Vital signs: Every hour for the first 6 hours, then every 2 hours if stable.
IVF and rate: 2/3 of maintenance – with isotonic, non-glucose-containing solutions, such as N saline.
Ventilator support: After a supratentorial craniotomy, patients are typically extubated in the operating room prior to return to the ICU.
Diet: As tolerated.
HOB, positioning, activity, bathing: HOB is up 30 degrees to start. The patient usually is mobilized after 24 hours. Hair should be shampooed with chlorhexidine on day 2 or 3.
Medications and dosages including PRN drugs: Dexamethasone, 0.5–4 mg, is given every 6 hours (depending on weight of child) for 48 hours, then tapered rapidly to be stopped within 5 days. Ranitidine is used while the child is on dexamethasone. Ondansetron or dimenhydinate is used for nausea/vomiting.

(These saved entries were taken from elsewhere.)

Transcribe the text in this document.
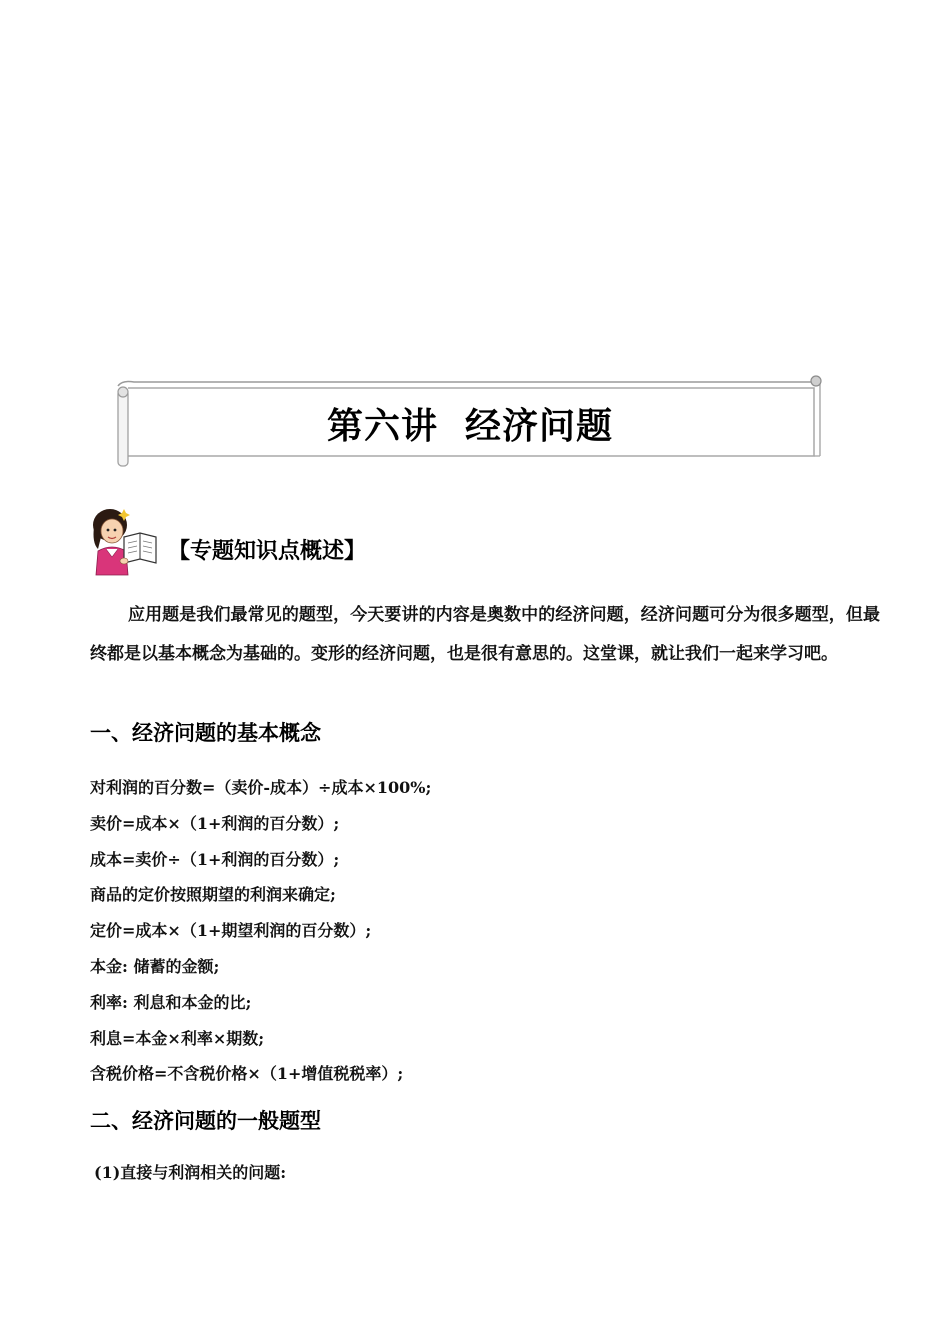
第六讲  经济问题
【专题知识点概述】

应用题是我们最常见的题型，今天要讲的内容是奥数中的经济问题，经济问题可分为很多题型，但最终都是以基本概念为基础的。变形的经济问题，也是很有意思的。这堂课，就让我们一起来学习吧。

一、经济问题的基本概念
对利润的百分数=（卖价-成本）÷成本×100%;
卖价=成本×（1+利润的百分数）;
成本=卖价÷（1+利润的百分数）;
商品的定价按照期望的利润来确定;
定价=成本×（1+期望利润的百分数）;
本金: 储蓄的金额;
利率: 利息和本金的比;
利息=本金×利率×期数;
含税价格=不含税价格×（1+增值税税率）;
二、经济问题的一般题型
(1)直接与利润相关的问题:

Laboratory studies: Routine laboratory studies are ordered for the first 24 hours, then as indicated clinically.
Radiology studies: A MRI scan, with and without contrast , is done to determine the extent of resection and the amount of residual within 72 hours. Further imaging is done as dictated clinically, especially to rule out hydrocephalus.

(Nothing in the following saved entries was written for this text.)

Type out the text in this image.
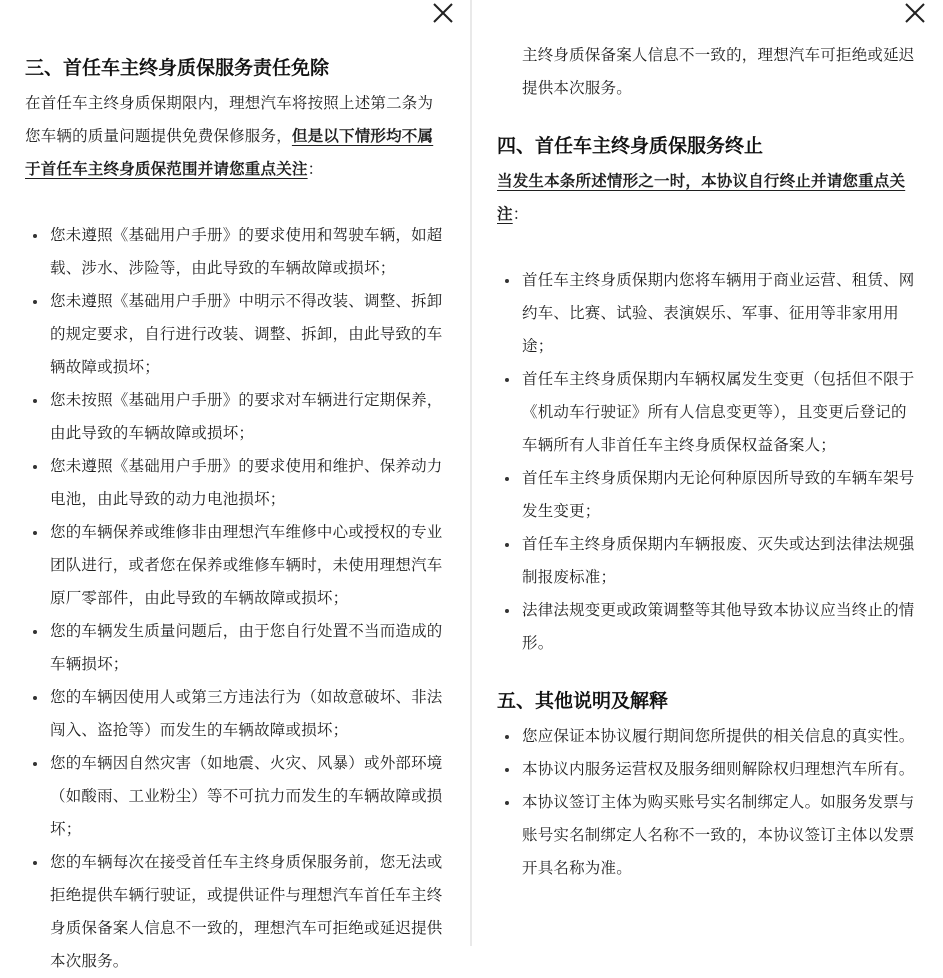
三、首任车主终身质保服务责任免除

在首任车主终身质保期限内，理想汽车将按照上述第二条为您车辆的质量问题提供免费保修服务，但是以下情形均不属于首任车主终身质保范围并请您重点关注：

您未遵照《基础用户手册》的要求使用和驾驶车辆，如超载、涉水、涉险等，由此导致的车辆故障或损坏；
您未遵照《基础用户手册》中明示不得改装、调整、拆卸的规定要求，自行进行改装、调整、拆卸，由此导致的车辆故障或损坏；
您未按照《基础用户手册》的要求对车辆进行定期保养，由此导致的车辆故障或损坏；
您未遵照《基础用户手册》的要求使用和维护、保养动力电池，由此导致的动力电池损坏；
您的车辆保养或维修非由理想汽车维修中心或授权的专业团队进行，或者您在保养或维修车辆时，未使用理想汽车原厂零部件，由此导致的车辆故障或损坏；
您的车辆发生质量问题后，由于您自行处置不当而造成的车辆损坏；
您的车辆因使用人或第三方违法行为（如故意破坏、非法闯入、盗抢等）而发生的车辆故障或损坏；
您的车辆因自然灾害（如地震、火灾、风暴）或外部环境（如酸雨、工业粉尘）等不可抗力而发生的车辆故障或损坏；
您的车辆每次在接受首任车主终身质保服务前，您无法或拒绝提供车辆行驶证，或提供证件与理想汽车首任车主终身质保备案人信息不一致的，理想汽车可拒绝或延迟提供本次服务。

主终身质保备案人信息不一致的，理想汽车可拒绝或延迟提供本次服务。

四、首任车主终身质保服务终止

当发生本条所述情形之一时，本协议自行终止并请您重点关注：

首任车主终身质保期内您将车辆用于商业运营、租赁、网约车、比赛、试验、表演娱乐、军事、征用等非家用用途；
首任车主终身质保期内车辆权属发生变更（包括但不限于《机动车行驶证》所有人信息变更等），且变更后登记的车辆所有人非首任车主终身质保权益备案人；
首任车主终身质保期内无论何种原因所导致的车辆车架号发生变更；
首任车主终身质保期内车辆报废、灭失或达到法律法规强制报废标准；
法律法规变更或政策调整等其他导致本协议应当终止的情形。
五、其他说明及解释
您应保证本协议履行期间您所提供的相关信息的真实性。
本协议内服务运营权及服务细则解除权归理想汽车所有。
本协议签订主体为购买账号实名制绑定人。如服务发票与账号实名制绑定人名称不一致的，本协议签订主体以发票开具名称为准。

Neurological deficits: Neurological deficits may result from damage to brain adjacent to the tumor during resection or from a stroke.
Hypovolemia: Hypovolemia can occur due to excessive blood loss with inadequate replacement during surgery.
Subdural effusion or hematoma: This is commonly present from collapse of superficial brain into the resection cavity.